I left the nursing profession to become a mother in 1980 and began working taking care of an elderly couple, forming a bond that lasted for three years until they sadly passed. After that I worked in a variety of part-time nursing roles until the birth of my daughter, Katie, who has difficult epilepsy.


Most people with epilepsy have no associated health problems. If they have the right medication to control their epilepsy symptoms they can live a totally normal life. But for some people with epilepsy the condition comes with learning difficulties and other problems that mean they need special support.


When I looked around for that support, though, it didn’t seem to be there. The story of Friends Together begins on the day I realized there was no-one available that was up to the job of supporting my daughter appropriately.
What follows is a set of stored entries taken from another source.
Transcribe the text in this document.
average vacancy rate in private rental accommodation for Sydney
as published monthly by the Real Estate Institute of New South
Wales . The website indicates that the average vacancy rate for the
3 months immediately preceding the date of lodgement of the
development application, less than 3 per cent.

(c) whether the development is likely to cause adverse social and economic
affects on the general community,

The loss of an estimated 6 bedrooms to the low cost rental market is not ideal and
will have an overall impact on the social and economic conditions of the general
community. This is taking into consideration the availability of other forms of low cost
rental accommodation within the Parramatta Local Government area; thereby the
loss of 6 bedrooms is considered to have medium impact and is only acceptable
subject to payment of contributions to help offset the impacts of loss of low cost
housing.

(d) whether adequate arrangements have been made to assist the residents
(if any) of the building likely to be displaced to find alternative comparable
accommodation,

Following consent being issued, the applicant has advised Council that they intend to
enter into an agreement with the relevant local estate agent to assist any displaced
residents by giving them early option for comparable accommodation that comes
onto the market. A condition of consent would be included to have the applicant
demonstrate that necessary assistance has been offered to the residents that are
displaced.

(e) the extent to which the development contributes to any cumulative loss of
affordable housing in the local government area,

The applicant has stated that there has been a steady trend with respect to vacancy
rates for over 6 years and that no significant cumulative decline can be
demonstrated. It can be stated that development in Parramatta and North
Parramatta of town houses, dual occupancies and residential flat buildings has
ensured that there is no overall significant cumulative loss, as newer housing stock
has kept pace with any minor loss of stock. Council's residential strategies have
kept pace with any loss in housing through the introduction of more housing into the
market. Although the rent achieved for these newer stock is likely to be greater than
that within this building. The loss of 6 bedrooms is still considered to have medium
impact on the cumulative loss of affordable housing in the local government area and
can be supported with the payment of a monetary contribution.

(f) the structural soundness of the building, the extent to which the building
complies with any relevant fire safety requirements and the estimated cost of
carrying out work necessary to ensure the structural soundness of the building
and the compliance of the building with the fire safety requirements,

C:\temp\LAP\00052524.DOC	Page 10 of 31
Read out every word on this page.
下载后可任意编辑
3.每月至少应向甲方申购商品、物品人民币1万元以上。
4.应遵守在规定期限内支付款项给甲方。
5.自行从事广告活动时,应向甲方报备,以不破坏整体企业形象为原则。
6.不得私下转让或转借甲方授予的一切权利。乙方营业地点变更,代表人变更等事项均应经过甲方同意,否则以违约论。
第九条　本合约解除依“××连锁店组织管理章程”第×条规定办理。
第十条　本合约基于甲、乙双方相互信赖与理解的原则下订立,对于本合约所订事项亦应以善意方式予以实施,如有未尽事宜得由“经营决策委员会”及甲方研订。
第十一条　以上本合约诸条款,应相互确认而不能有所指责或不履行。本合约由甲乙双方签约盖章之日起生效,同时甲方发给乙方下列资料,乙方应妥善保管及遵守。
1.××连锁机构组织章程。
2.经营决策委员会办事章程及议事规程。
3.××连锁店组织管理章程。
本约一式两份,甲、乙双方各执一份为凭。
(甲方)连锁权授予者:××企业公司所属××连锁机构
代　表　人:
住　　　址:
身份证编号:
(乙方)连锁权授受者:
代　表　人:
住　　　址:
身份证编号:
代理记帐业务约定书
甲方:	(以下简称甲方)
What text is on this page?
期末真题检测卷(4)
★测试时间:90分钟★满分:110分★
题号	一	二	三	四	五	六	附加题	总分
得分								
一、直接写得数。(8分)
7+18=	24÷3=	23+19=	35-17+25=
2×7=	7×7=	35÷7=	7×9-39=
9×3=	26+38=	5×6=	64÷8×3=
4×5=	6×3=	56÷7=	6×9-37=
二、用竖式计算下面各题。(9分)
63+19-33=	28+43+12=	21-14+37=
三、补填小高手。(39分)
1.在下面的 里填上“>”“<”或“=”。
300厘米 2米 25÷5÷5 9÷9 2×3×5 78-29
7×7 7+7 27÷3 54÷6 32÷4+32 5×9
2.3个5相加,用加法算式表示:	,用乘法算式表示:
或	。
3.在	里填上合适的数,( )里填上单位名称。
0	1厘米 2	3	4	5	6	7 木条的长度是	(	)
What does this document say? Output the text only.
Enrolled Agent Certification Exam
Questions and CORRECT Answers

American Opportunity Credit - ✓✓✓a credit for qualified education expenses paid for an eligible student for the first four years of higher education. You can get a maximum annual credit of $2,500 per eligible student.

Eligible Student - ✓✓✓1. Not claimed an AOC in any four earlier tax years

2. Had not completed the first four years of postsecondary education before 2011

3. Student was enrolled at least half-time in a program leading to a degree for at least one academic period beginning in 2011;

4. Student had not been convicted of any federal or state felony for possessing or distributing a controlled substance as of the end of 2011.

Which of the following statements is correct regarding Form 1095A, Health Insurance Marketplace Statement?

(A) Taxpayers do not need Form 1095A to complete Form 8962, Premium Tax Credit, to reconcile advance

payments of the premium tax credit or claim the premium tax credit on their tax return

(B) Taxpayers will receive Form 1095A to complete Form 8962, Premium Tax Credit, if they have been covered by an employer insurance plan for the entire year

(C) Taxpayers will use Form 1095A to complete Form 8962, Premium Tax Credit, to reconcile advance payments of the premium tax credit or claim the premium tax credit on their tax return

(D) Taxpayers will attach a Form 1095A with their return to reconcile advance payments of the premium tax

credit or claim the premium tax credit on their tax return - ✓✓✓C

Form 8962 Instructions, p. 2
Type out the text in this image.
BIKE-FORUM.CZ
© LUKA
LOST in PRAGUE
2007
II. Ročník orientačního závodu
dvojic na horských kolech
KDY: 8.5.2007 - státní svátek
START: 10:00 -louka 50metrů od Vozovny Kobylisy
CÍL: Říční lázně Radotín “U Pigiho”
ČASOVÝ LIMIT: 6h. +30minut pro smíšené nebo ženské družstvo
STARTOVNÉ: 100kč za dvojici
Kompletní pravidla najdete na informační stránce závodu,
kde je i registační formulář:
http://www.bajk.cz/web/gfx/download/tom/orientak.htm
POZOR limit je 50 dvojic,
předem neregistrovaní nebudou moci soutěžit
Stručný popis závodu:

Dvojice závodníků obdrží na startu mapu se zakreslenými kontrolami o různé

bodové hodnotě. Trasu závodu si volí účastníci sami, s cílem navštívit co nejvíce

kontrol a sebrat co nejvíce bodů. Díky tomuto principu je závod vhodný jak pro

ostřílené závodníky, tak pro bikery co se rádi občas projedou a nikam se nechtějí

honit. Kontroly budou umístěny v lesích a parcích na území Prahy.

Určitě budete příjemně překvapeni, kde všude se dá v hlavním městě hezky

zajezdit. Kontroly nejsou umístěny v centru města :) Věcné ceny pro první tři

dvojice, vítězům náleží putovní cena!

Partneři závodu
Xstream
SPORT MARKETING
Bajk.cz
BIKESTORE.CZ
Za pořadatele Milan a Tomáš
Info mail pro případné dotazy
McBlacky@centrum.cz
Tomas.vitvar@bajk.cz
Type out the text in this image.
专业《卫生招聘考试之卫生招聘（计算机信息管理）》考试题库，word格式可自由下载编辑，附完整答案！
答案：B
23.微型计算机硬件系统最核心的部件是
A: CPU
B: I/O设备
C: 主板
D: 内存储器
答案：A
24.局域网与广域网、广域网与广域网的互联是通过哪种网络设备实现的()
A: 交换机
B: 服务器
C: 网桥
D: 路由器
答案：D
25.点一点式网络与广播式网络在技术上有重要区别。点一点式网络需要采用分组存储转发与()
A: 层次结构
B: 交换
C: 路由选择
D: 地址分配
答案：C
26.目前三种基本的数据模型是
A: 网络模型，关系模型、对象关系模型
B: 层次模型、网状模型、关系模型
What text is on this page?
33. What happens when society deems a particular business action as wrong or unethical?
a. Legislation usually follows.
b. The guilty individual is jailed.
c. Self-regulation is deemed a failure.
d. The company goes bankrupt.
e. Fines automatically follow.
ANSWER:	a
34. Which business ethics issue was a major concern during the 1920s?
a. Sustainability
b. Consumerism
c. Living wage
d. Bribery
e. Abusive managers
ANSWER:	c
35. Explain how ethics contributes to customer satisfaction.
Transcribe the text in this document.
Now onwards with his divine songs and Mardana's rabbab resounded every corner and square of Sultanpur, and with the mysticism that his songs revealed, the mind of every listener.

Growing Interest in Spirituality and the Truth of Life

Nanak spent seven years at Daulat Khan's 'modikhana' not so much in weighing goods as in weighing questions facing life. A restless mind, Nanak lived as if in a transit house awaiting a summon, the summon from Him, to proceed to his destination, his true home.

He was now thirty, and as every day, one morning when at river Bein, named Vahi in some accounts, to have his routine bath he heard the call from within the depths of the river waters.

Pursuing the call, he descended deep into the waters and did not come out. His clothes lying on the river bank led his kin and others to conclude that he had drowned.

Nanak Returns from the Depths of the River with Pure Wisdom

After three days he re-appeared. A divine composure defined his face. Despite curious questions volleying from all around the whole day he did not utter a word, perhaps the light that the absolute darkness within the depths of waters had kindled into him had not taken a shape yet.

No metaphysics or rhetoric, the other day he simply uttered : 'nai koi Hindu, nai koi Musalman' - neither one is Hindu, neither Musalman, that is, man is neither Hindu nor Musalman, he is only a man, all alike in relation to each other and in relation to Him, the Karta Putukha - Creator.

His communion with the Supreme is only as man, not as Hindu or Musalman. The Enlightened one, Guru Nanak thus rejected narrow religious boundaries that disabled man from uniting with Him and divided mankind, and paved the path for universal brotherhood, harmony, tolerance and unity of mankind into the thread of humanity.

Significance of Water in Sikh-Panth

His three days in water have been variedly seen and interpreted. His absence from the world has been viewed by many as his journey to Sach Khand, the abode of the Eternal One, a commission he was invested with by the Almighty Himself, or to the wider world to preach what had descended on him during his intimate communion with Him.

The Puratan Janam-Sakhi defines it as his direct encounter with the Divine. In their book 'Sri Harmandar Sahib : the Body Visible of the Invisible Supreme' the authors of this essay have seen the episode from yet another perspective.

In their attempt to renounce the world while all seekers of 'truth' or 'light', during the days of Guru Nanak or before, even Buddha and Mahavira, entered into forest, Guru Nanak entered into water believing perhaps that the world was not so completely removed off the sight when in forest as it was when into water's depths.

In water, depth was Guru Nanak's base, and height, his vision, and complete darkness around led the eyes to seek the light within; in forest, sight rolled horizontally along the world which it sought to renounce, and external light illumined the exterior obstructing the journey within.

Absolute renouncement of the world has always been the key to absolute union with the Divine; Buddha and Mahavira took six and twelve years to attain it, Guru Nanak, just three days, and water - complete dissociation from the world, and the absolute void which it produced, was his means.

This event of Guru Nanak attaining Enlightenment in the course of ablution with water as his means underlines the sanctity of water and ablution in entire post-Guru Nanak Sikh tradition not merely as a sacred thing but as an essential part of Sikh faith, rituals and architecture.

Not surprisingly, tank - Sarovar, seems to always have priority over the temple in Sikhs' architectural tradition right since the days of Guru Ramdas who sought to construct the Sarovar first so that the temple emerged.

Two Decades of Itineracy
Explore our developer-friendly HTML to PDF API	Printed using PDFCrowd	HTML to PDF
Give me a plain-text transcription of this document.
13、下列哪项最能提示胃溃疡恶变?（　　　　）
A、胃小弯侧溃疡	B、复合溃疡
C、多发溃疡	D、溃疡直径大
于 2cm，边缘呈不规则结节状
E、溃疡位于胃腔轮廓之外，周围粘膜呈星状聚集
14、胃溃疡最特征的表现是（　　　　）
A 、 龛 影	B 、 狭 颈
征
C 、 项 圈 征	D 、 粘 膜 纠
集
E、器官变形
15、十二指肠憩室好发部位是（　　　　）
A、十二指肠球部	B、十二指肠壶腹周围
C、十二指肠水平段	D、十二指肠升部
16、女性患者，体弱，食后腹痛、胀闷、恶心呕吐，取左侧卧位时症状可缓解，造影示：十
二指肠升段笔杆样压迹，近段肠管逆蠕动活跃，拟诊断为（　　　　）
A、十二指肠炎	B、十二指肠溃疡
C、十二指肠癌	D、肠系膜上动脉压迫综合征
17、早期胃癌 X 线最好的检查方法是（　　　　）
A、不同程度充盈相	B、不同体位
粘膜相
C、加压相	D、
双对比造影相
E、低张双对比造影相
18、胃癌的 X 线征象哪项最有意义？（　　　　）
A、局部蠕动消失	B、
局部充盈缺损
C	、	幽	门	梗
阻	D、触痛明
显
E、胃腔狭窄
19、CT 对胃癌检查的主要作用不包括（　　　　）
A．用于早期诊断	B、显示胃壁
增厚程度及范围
I began looking after Katie myself and soon started running a group for people with similar problems, and their parents and carers.  Right from day one, I wanted it to be different from the daycare centres and care homes I’d seen: I wanted to offer care and activities in a way that was person-centred, individualistic, and that involved the student right from the start.


We think the results speak for themselves. Friends Together has craft groups making pieces that visitors are shocked to learn come from our students.  They’re that good. We have a bowling team who assembled themselves, bought all their own equipment and put in the hours of practice to become really good.


At Friends Together, we believe in individual responsibility and our autonomy means we can make decisions at the ‘speed of life.’  For instance, not long ago a group was on its way to a prearranged cinema trip, and then to go bowling. It was one group member’s birthday, though, and the group decided we should go for a meal to celebrate instead.  We had to make a couple of phone calls, but it didn’t take a committee meeting, and it shouldn’t. That decision was just what any group of friends might do, and that’s the way it should be.

Founded by Christine & James Buckley, a mother & son team.
Friends Together  is a small company that provides support  for people who need some extra help with many aspects of day to  day life .
We believe our customers deserve the  best service possible for their money and we aim to provide a service of the highest  standard .
We exist to support our students , customers and  their family’s  in their aims—not ours.

Growing up with my sister Katie, who has profound learning difficulties and epilepsy, I’ve seen and taken part in the struggles that go with that. I’m also stepfather to a boy who’s on the autistic spectrum, though he’s high-functioning, for 13 years. I’ve been where parents are and I’ve seen my family members struggle to find appropriate support that didn’t hold them back.


I’ve worked with children and young adults with a range of special needs, including learning, behavioural, educational, physical and sensory impairments following an NVQ level 3 in Playwork. For the last four years, I’ve been studying business management at Sheffield University; before that, I managed a gardening project for Sheffield Mencap for a year.


Back in 2008, I began working for a domiciliary care agency, and took on the role of my sister Katie’s Personal Assistant. I supported her in managing her budget and assisted her in activities, but the choices and ideas were Katie’s.


That’s where my inspiration for what I do at Friends Together comes from: I saw what happened for my sister when she became a customer.  I saw first-hand how having her own personal budget gave Katie a sense of her own life. 

As she settled into the driving seat, Katie began to achieve things we’d been told she’d never be able to do. Katie began planning cycling trips for herself with my help. She started gardening, and developed such a keen interest in it that she now has her own allotment, which she manages herself. The young woman who left school unable to read, teaches at a reading group at Friends Together now.


That’s the kind of outcome I want for every customer who uses Friends Together’s managed PA service. Supporting people to set and reach their own goals is what we exist to achieve. A personal relationship with an individual PA allows true trust and knowledge to build. We don’t believe you can get that when you’re supported by seven different people in a week.

Our PAs and customers grow together, and the services the PA provides can be tailored to the customer’s wants and needs. Just like Christine says, it’s about ‘moving at the speed of life,’ responding to customers’ differing personalities and changing circumstances without having to refer to an unwieldy bureaucracy.